25/03/2014

Do primeiro livro do autor

SOBRE DEUS,
SOBRE O MAGNO PROBLEMA DA EXISTÊNCIA DE DEUS

Quando eu era pequenino e Tu existias não era entre nós muito grande a distância e mesmo a diferença, se exceptuarmos a de não fazeres nunca chichi na cama. Depois as coisas complicaram-se: foste ficando para trás, não cresceste; eu cresci, não tive outro remédio. A morte tomou posições. E quando a morte se instala...

*

Atravancaste, mais do que o razoável, muitas vidas. Não se trata de te criticar os excessos, cada um afirma-se ou apaga-se como pode. Mas pensando nas vidas (atravancadas...) de tanta gente – os doentes e os timoratos, mas também os ignorantes e os distraídos- facilmente se acaba perguntando por quê. Aqui para nós, não seria por que atravancando inchavas e inchando ganhavas existência?

*

A estranha leveza que dás aos que não acreditam em Ti só pode ser da ordem do sobrenatural. Quanto mais não acreditam, mais leves se sentem. Quanto mais Te ferem (pensam que Te ferem) mais voam.

*

Senhor Deus que não existes, porque não existes, contigo o jogo é sempre limpo e inocente.
Até quando?
Até quando a tua inexistência perdure, ou a nossa paciência se canse, ou alguém apareça a estragar a brincadeira.
Mas quem?

*

Distinguem alguns espertos os que confiam em Deus e os que confiam na inexistência de Deus.

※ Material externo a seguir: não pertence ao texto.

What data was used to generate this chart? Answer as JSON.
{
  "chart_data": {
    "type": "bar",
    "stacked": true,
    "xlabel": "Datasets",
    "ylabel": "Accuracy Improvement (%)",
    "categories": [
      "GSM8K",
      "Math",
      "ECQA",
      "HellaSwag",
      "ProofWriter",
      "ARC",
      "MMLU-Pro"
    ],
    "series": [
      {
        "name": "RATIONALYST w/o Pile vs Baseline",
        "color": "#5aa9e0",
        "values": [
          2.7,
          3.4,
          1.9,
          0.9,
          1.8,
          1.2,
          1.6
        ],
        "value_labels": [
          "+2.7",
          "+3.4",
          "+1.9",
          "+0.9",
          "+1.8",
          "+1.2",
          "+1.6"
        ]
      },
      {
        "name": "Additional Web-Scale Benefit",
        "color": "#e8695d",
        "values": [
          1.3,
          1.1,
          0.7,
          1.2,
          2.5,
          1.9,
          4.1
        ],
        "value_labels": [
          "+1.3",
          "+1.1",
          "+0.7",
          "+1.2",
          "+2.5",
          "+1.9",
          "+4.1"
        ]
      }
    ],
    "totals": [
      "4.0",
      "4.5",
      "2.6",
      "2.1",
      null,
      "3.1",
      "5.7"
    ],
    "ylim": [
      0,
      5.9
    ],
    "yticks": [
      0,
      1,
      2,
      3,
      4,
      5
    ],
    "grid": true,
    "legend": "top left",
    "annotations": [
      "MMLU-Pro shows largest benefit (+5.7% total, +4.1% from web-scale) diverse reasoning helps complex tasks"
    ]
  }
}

Estes seriam os não assumidos, os devotos envergonhados.
A esses pobres escolásticos, porque não merecem mais, diremos tão-só:
Assim como há existÊncias apagadas de que ninguém se apercebe, nem elas, assim há também inexistÊncias que dão muito que fazer.

*

Não conheço muitas provas da bondade divina. Mas não posso esquecer que até aos maus poetas Deus concede, aqui e ali, a graça de um bom verso. Prodigialidade? Mera distracção? Pura bondade.

*

Outra Oração

Senhor que tudo sabes e podes
e nada fazes e ainda bem
livrai-nos das prostitutas mais irresistíveis
e dos padres que tudo perdoam
e dos poetas que têm missão a cumprir
mas principalmente livra os outros
livra todos os outros
dos inúteis sonhadores pretensiosos
inveterados bêbados como Tu e eu

Rui Caeiro

In Sobre deus, sobre o magno problema da existência de deus, Edição do Autor, Lisboa, Dezembro de 1988.